Giacomo Scudellari, “Lo stretto necessario”: la recensione

Lo stretto necessario è l’esordio del cantautore romagnolo Giacomo Scudellari, prodotto da Francesco Giampaoli (Sacri Cuori). Un disco che vuole celebrare “il gusto onesto della Gioia con la g maiuscola” ribadendo che nella vita possono accadere cose belle o brutte. Ma l’importante è saperci bere sopra e non perdere l’occasione giusta.

Giacomo Scudellari traccia per traccia

Si parte dal Cantico della sambuca, già presentata come singolo, che apre con un improbabile incipit orientaleggiante, salvo aprirsi presto a sonorità tropical-etniche con umori molto più solari.

C’è atmosfera da big band e qualche pizzico di teatralità in Morirò in una taverna, altro brano leggermente alcolico. Un mese in Provenza è una ballata morbida e descrittiva, ma più animata nella seconda parte, con fisarmonica e molte “e” strette.

A poter scegliere è un brano vivace a elencazione, con molta fantasia sonora. Più composta La luna ha sempre, che si porta su sapori antichi, con un po’ di De André sparso a velo.

Chiedi e ti darò si tuffa in sonorità country, in un pezzo che cura bene i dettagli. Qualche tratto di morbidezze tropicali sottolinea Cose che sai.
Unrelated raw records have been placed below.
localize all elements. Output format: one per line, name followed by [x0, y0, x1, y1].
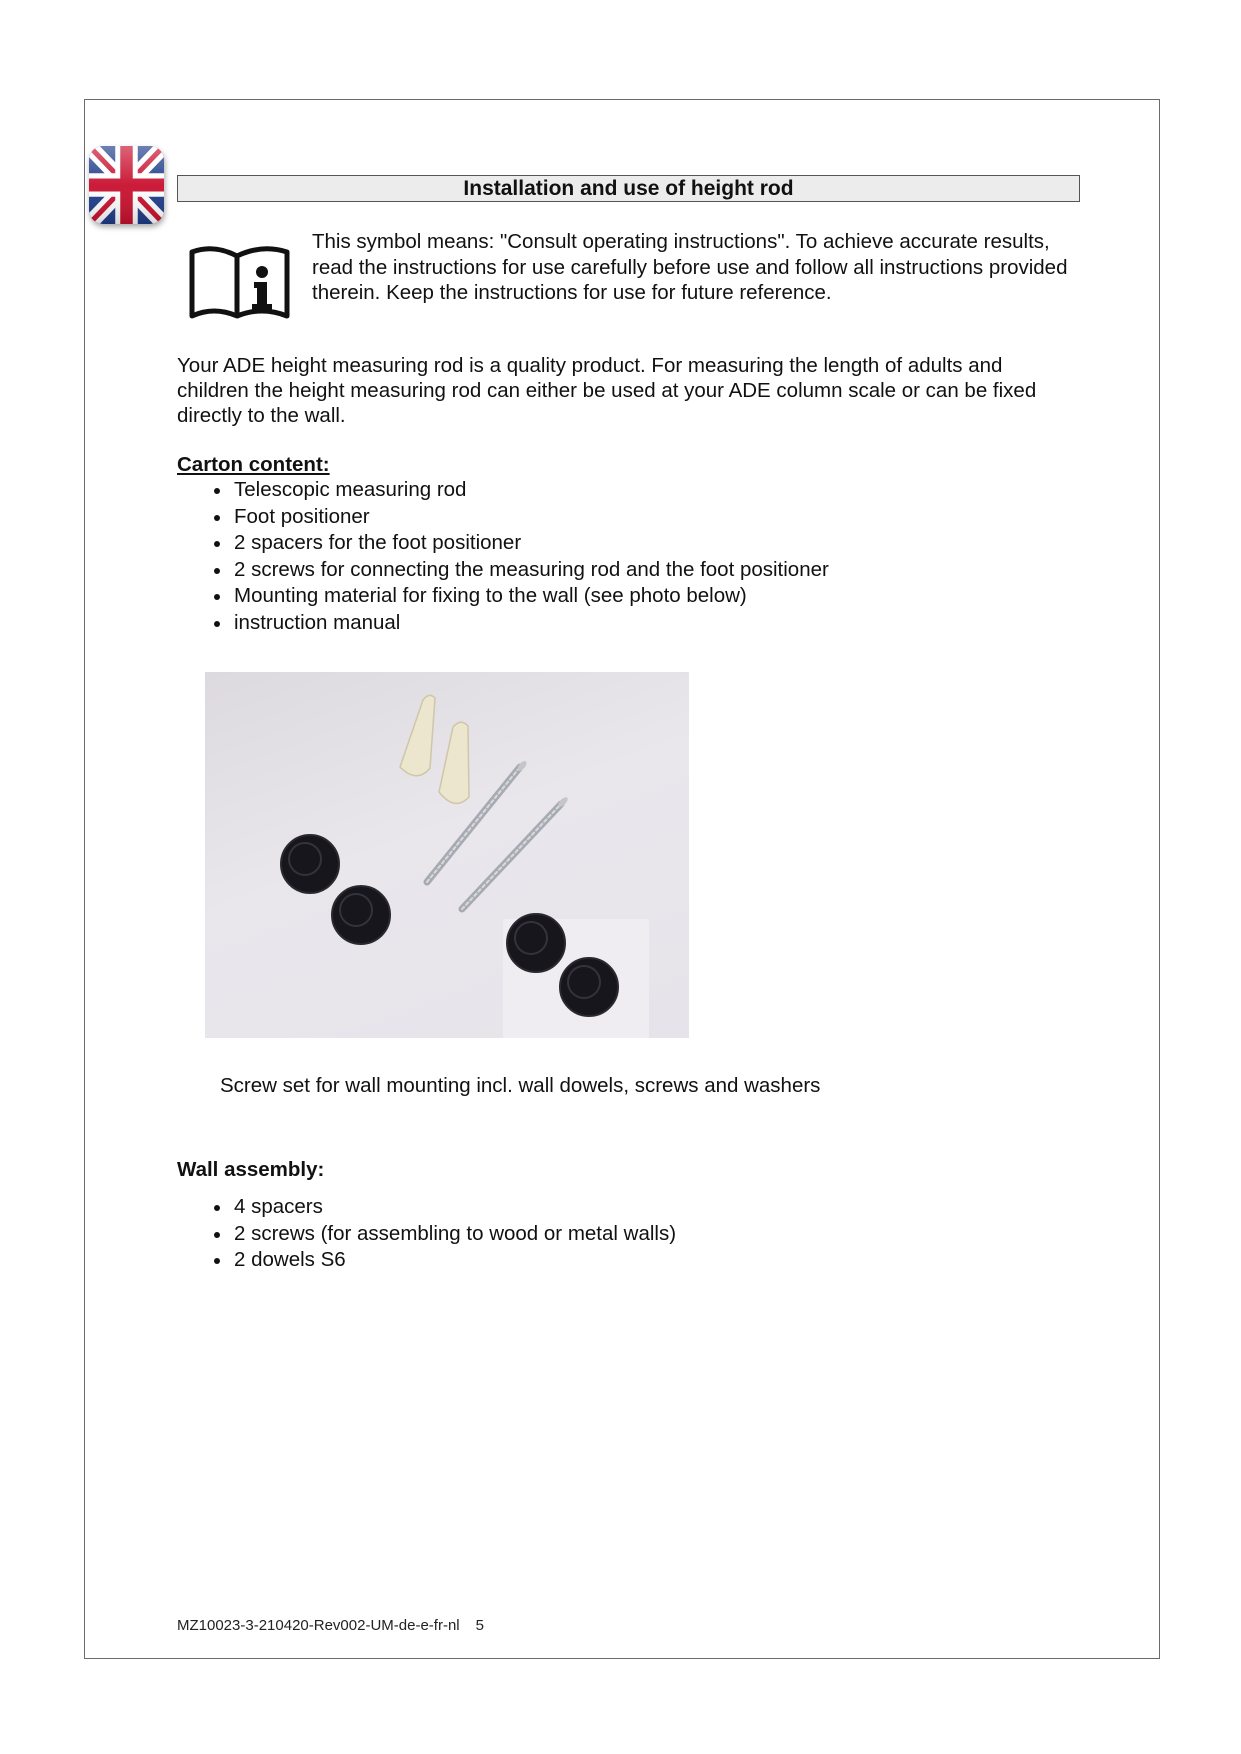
screw-set-photo: [205, 672, 689, 1038]
intro-paragraph: Your ADE height measuring rod is a quality product. For measuring the length of adults and children the height measuring rod can either be used at your ADE column scale or can be fixed directly to the wall.: [177, 354, 1037, 427]
carton-content-heading: Carton content:: [177, 453, 330, 476]
list-item: 2 screws for connecting the measuring rod and the foot positioner: [210, 557, 829, 584]
page-footer: [177, 1617, 484, 1634]
list-item: Mounting material for fixing to the wall (see photo below): [210, 583, 829, 610]
wall-assembly-heading: Wall assembly:: [177, 1158, 325, 1181]
document-id: MZ10023-3-210420-Rev002-UM-de-e-fr-nl: [177, 1617, 460, 1634]
photo-caption: Screw set for wall mounting incl. wall dowels, screws and washers: [220, 1074, 821, 1097]
list-item: Foot positioner: [210, 504, 829, 531]
section-title: Installation and use of height rod: [177, 175, 1080, 202]
carton-content-list: [210, 477, 829, 636]
list-item: instruction manual: [210, 610, 829, 637]
wall-assembly-list: [210, 1194, 676, 1274]
page-number: 5: [475, 1617, 484, 1634]
list-item: 4 spacers: [210, 1194, 676, 1221]
consult-instructions-icon: [188, 244, 291, 322]
list-item: 2 screws (for assembling to wood or metal walls): [210, 1221, 676, 1248]
list-item: 2 spacers for the foot positioner: [210, 530, 829, 557]
symbol-explanation: This symbol means: "Consult operating instructions". To achieve accurate results, read the instructions for use carefully before use and follow all instructions provided therein. Keep the instructions for use for future reference.: [312, 230, 1068, 304]
list-item: 2 dowels S6: [210, 1247, 676, 1274]
list-item: Telescopic measuring rod: [210, 477, 829, 504]
uk-flag-icon: [89, 146, 164, 224]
Tropicalia ma più mosse anche su Addio alla tristezza, che però non è proprio un addio, visto l’umore della conclusiva title track Lo stretto necessario.

Disco nuovo e sapori antichi per molte delle canzoni di Giacomo Scudellari, che su una base schiettamente cantautorale stende una decina di brani che, con l’aiuto di qualche bicchiere, celebrano una piccola festa di colori.